Coleridge recognized his own mental imbalance. Given that he was a devout Christian, this infirmity challenged his faith. Why would God give him this gift of poetry while plagued with this mental distress? So, part of his source of guilt is that his mental disorder allowed him to occasionally doubt his faith. The other, perhaps main, source of his guilt is his addiction to opium. He notes in this letter that he had freely admitted to friends of this "ACCURSED habit."

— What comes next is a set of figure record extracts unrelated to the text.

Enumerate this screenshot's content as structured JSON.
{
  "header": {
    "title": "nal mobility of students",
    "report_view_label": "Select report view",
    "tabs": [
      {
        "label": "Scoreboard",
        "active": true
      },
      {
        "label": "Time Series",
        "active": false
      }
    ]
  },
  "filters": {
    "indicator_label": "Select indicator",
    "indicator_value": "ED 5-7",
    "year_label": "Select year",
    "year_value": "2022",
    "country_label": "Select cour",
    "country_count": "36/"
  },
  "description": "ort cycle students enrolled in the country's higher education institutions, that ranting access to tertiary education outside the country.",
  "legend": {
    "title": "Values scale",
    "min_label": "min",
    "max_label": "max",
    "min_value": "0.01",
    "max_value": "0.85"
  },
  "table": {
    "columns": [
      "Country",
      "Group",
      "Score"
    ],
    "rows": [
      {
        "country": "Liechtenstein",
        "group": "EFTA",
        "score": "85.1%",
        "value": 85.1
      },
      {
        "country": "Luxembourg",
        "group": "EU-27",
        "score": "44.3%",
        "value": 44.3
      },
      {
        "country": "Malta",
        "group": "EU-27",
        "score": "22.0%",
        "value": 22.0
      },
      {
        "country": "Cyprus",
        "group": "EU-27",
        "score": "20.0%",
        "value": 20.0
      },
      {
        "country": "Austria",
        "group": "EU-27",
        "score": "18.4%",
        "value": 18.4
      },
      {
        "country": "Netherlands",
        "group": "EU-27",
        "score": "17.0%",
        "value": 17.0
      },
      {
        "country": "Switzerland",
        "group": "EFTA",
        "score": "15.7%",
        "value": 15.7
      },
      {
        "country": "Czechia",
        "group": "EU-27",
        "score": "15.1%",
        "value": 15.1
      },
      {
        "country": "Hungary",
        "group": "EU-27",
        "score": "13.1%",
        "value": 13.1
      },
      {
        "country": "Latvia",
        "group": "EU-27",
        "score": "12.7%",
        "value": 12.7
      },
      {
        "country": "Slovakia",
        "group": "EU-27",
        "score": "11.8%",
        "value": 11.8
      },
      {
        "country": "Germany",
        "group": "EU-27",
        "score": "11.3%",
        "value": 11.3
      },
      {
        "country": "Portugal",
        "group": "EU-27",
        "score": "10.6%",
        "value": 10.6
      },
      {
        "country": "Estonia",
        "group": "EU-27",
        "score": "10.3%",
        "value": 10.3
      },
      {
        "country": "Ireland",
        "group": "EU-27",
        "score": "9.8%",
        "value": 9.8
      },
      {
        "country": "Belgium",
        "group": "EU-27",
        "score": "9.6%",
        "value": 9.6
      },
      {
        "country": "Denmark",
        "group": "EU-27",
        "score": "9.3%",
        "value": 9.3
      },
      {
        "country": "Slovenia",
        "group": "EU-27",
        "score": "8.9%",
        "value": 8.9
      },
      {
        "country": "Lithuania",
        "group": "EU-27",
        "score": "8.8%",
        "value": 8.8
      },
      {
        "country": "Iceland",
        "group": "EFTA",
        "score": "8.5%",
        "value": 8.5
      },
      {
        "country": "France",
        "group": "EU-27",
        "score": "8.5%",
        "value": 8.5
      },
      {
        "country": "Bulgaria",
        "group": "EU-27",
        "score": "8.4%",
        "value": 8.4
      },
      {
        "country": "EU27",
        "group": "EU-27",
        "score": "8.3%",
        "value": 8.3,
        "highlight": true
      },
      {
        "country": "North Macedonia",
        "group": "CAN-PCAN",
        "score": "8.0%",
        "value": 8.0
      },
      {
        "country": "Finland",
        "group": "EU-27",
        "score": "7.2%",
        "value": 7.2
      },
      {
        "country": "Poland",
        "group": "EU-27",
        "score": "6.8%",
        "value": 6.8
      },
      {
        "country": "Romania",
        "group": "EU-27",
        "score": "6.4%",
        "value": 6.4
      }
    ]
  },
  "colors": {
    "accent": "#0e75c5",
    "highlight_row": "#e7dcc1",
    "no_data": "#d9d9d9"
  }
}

Note that Coleridge suffered this guilt for years. Likewise, the Mariner suffered his guilt for years after the incident at sea. One might compare Coleridge's mental disorder with the Mariner's killing of the albatross; and the completion of this analogy would be the comparison of the Mariner's penance of repeating his story with Coleridge's repeating drug use.
The Mariner's shipmates scold him for killing the albatross. Coleridge's friends, while understanding his mental state, may have pleaded with him to quit the drugs. The shipmates could not understand the Mariner's action. Those around Coleridge could not really know how mentally distraught he was. Both Coleridge and the Mariner suffered guilt for something they did haphazardly. The Mariner shoots the albatross seemingly for no reason. In that same letter, Coleridge notes that his addiction began in ignorance; he used it to cure his swelling knees.
In the poem, there is no precursor, no real reason as to why the Mariner shoots the bird. Coleridge began using laudanum to cure a leg problem. But both men realize, eventually, that their actions led to feelings of guilt.
And I had done a hellish thing,
And it would work'em woe:
For all averred, I had killed the bird
That made the breeze to blow. (91-94)
Killing the albatross interrupted the ship's journey and eventually altered the Mariner's life. Coleridge's mental imbalance and subsequent drug use also altered the course of his mental life.